In many cases, the police do not have probable cause to stop a person and only after conducting an illegal search do they find drugs and then arrest the person. This happens ALL THE TIME. Do not think that your case is lost just because the police found what they may be able to prove is a controlled substance. At every step of a police investigation, there must be probable cause or at least reasonable suspicion that you are engaged in illegal activity to justify a search. The worst thing you can do is consent to a search. The police do not ask you for consent because they’re just being polite- they’re cops. They are asking for your consent because they have to.

Often times they have no reason whatsoever to search you, but they just want to anyway to see what kind of incriminating evidence they can get out of you. Again, do not consent to searches. But even if you consented to a search and the police found a controlled substance in your possession, you still may have a valid claim against the legality of the search.

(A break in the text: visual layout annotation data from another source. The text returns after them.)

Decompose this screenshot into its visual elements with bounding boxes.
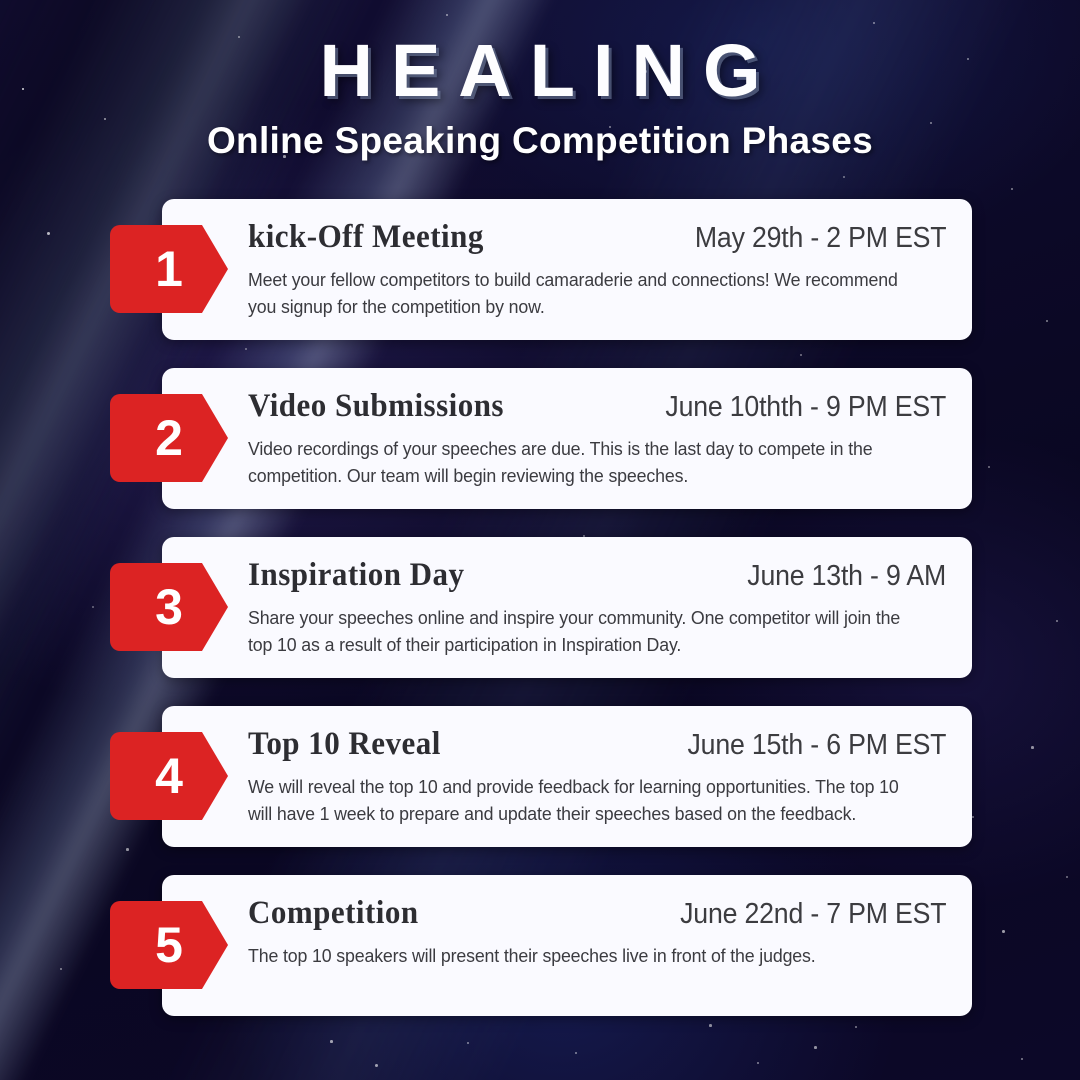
phase-description: Meet your fellow competitors to build ca…	[248, 267, 910, 321]
phase-number: 3	[110, 563, 206, 651]
phase-description: The top 10 speakers will present their s…	[248, 943, 910, 970]
phase-number-badge[interactable]: 1	[110, 225, 228, 313]
phase-card-content: CompetitionJune 22nd - 7 PM ESTThe top 1…	[248, 895, 946, 970]
phase-list: kick-Off MeetingMay 29th - 2 PM ESTMeet …	[0, 199, 1080, 1044]
phase-card[interactable]: Top 10 RevealJune 15th - 6 PM ESTWe will…	[162, 706, 972, 847]
phase-date: June 10thth - 9 PM EST	[665, 391, 946, 424]
phase-date: June 22nd - 7 PM EST	[680, 898, 946, 931]
phase-date: May 29th - 2 PM EST	[694, 222, 946, 255]
phase-title: Inspiration Day	[248, 557, 464, 594]
phase-card-content: Video SubmissionsJune 10thth - 9 PM ESTV…	[248, 388, 946, 490]
star-dot	[575, 1052, 577, 1054]
page-title: HEALING	[0, 0, 1080, 110]
phase-description: Video recordings of your speeches are du…	[248, 436, 910, 490]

In Washington State, there are certain factors that the court considers in determining whether a person truly gave the police voluntary consent. The Washington State Supreme Court has held that one of the factors to be considered is whether the police informed the person being searched that they have the right to refuse consent. There are many other ways to challenge a drug case that are beyond the scope of this posting.

Drug crimes lawyers are thoroughly familiar with the law of search and seizure and look vigorously for problems with police conduct. Your case can be dismissed if a criminal defense lawyer who focuses on drug crimes files the proper motions and advocates on your behalf. I have written many suppression motions in drug cases including possession of marijuana at the trial level to possession of crack cocaine in a felony appeal.

You do not need to plead guilty if you have been arrested for a drug crime. The first line of defense you have is to challenge the search. Contacting a criminal defense lawyer who is experienced in identifying whether there has been an illegal search is the only way you can effectively challenge the admissibility of any evidence of drugs or a controlled substance that the police found in your possession.